Il governo Renzi deve affrontare la seconda fase del suo percorso. Sin a ieri aveva lavorato per così dire “in prova”: la sua leadership era ancora giudicata frutto di un complesso di circostanze che lo avevano favorito più per combinazioni fortunate che per abilità politica del Presidente del Consiglio. Con l’operazione che ha portato Sergio Mattarella al Quirinale Renzi ha mostrato una notevole capacità di gestione di una fase politica difficile.
Ovviamente non basta superare una prova per quanto ardua per dire di avere sistemato tutte le pendenze. Anzi, proprio la vittoria brillante in questo frangente metterà Renzi nel mirino dei suoi numerosi avversari che adesso hanno capito che non possono semplicemente aspettare che si bruci da solo, perché non è affatto scontato che lo faccia.
Il premier è più solo di prima, perché ha perso l’appoggio sornione del centrodestra e non ha guadagnato, se non momentaneamente, quello della sinistra. Berlusconi esce da questa prova ulteriormente ridimensionato, perché si è toccato con mano che ha perso ogni lucidità. Sarebbe stato un gioco relativamente facile aderire alla candidatura di Mattarella che riuniva le caratteristiche da lui richieste (non era un ex comunista, era un politico e non un tecnico) e ciò sarebbe bastato per rendere difficile alla sinistra l’appoggio a questa candidatura. Ha pensato invece di poter mostrare i muscoli ed ha fatto vedere che gli si sono afflosciati per l’età.
Alfano si è mosso alla cieca, pensando più alle alleanze per le regionali che allo spazio di manovra che poteva avere. Casini, da politico navigato, lo ha convinto ad evitare l’errore finale, ma certo non è abbastanza per ridare peso ad un partito che non ha coesione interna né una chiara linea politica.
Le sinistre, sia interne ai DS che fuori del partito, si sono unite non solo perché quella di Mattarella era una candidatura di alto profilo (su questo ha giocato un ruolo decisivo Bersani), ma anche per l’eccitazione di mandare in soffitta il patto del Nazareno e nell’illusione di poter riprendere a condizionare il premier.
In realtà la partita è del tutto aperta.
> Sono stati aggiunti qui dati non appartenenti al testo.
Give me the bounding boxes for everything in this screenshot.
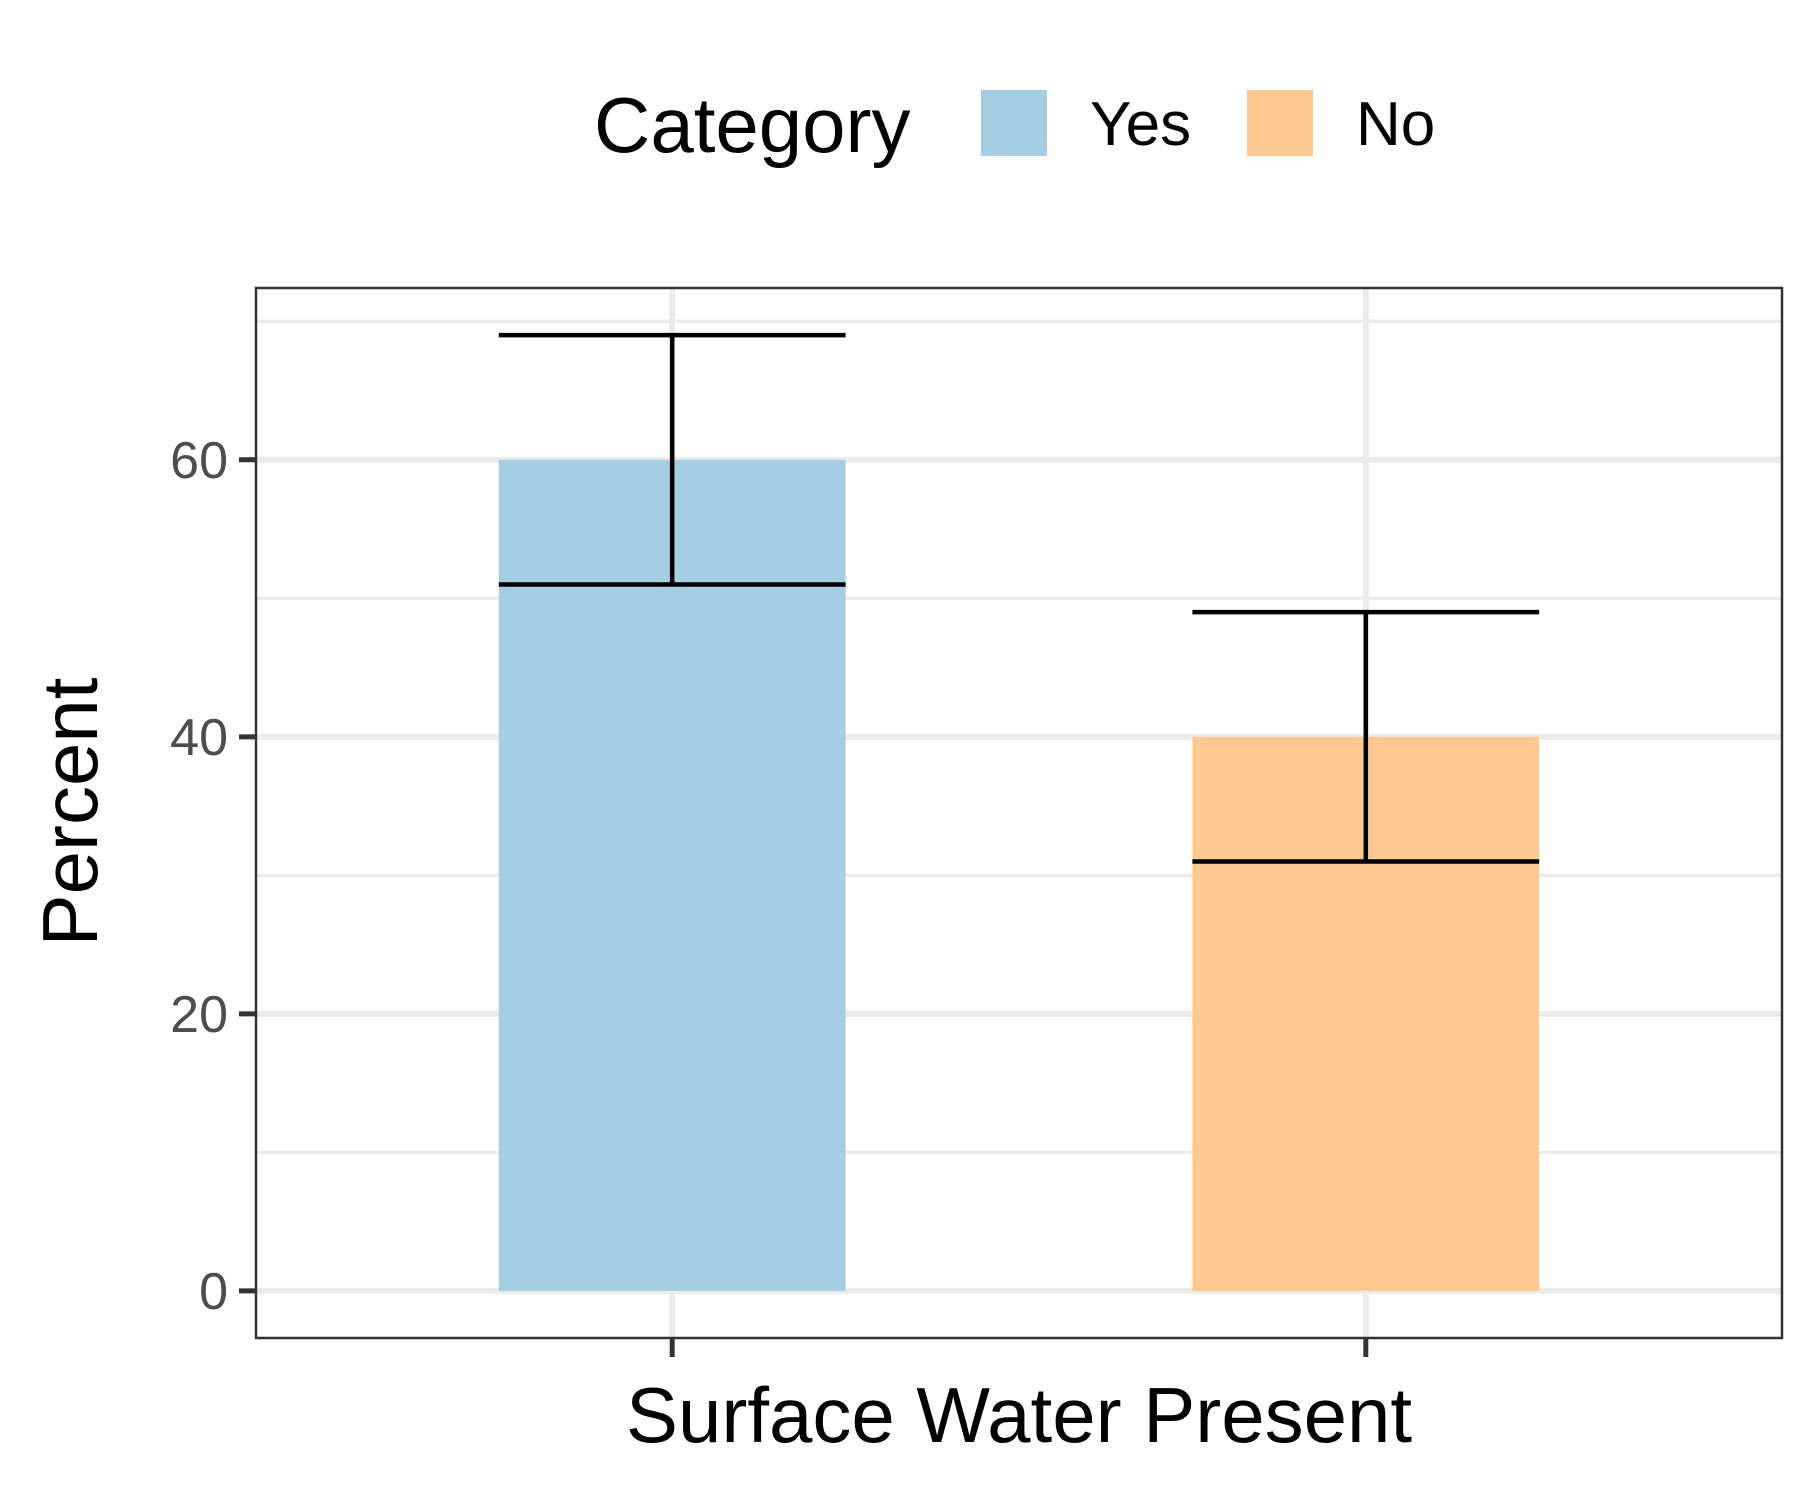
y-tick-label: 60 — [170, 432, 228, 490]
legend-label-yes: Yes — [1090, 90, 1191, 159]
legend-title: Category — [594, 81, 911, 169]
errorbar-yes — [498, 332, 846, 587]
legend: Category Yes No — [594, 81, 1435, 169]
y-axis: 0 20 40 60 — [170, 432, 256, 1321]
panel-background — [256, 288, 1782, 1338]
error-bars — [498, 332, 1540, 864]
bars — [498, 459, 1540, 1291]
x-axis — [669, 1338, 1369, 1357]
y-tick-label: 40 — [170, 709, 228, 767]
legend-swatch-yes — [981, 90, 1047, 156]
y-axis-label: Percent — [26, 677, 114, 946]
y-tick-label: 0 — [199, 1263, 228, 1321]
legend-swatch-no — [1247, 90, 1313, 156]
bar-yes — [498, 459, 846, 1291]
x-axis-label: Surface Water Present — [626, 1371, 1412, 1459]
legend-label-no: No — [1356, 90, 1435, 159]
errorbar-no — [1192, 609, 1540, 864]
y-tick-label: 20 — [170, 986, 228, 1044]
plot-panel — [254, 286, 1784, 1340]
panel-border — [254, 286, 1784, 1340]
Prendiamo il caso della legge elettorale. Se alla Camera le sinistre riuscissero ad imporre le loro modifiche, la legge tornerebbe al Senato dove i numeri della maggioranza sono ballerini. Se su una legge di quel genere si formasse una maggioranza di nuovo tipo (cioè con l’M5S e Sel determinanti) ci sarebbe lo spazio per porre una questione di fiducia che imporrebbe o un cambio di governo, cosa che la maggioranza renziana del PD non può accettare, o un ricorso alle elezioni anticipate, cosa che a quel punto sarebbe difficile per un garante delle regole come Mattarella rifiutare.
Il fatto è che sciogliere le Camere significherebbe aggravare quella crisi sociale così pesante che proprio il nuovo Presidente della Repubblica ha denunciato con tanta forza, nonché probabilmente accentuare le spinte dell’antipolitica ed alienarci i sostegni internazionali. In una contingenza del genere non sappiamo immaginare come potrebbe agire Mattarella, che vuole sì fare l’arbitro imparziale e il garante, ma che ha anche pregato i giocatori di astenersi da scorrettezze, cioè da tattiche suicide per il gusto di buttare tutto all’aria.
E’ anche vero che negli ambienti politici si ritiene che a garantire la tenuta dell’assetto sia il terrore degli attuali parlamentari di affrontare una nuova prova elettorale da cui non sanno se usciranno vivi (e comunque con la pensione tagliata, perché adesso perché la legislatura valga a quei fini deve durare almeno quattro anni…). Tuttavia anche qui non vanno sottovalutati due fatti: 1) se si sciolgono presto le Camere rimangono anche i seggi al Senato perché la riforma costituzionale non è passata (e forse non si voterebbe neppure con l’Italicum che non prevede regole per il Senato); 2) comunque a tenere in mano le redini della partita sono gruppi relativamente ristretti i quali, non avendo il problema della loro rielezione, possono essere tentati dal giocare il tutto per tutto.
Insomma Renzi è riuscito a superare felicemente e con grandi onori il passaggio stretto della successione a Napolitano, ma non ha ancora raggiunto il mare aperto. Già dalle prossime settimane si capirà se si è stabilizzata una egemonia o se siamo entrati in una nuova fase della partita per la definizione della leadership sul sistema politico di quella che forse si avvia ad essere la terza repubblica.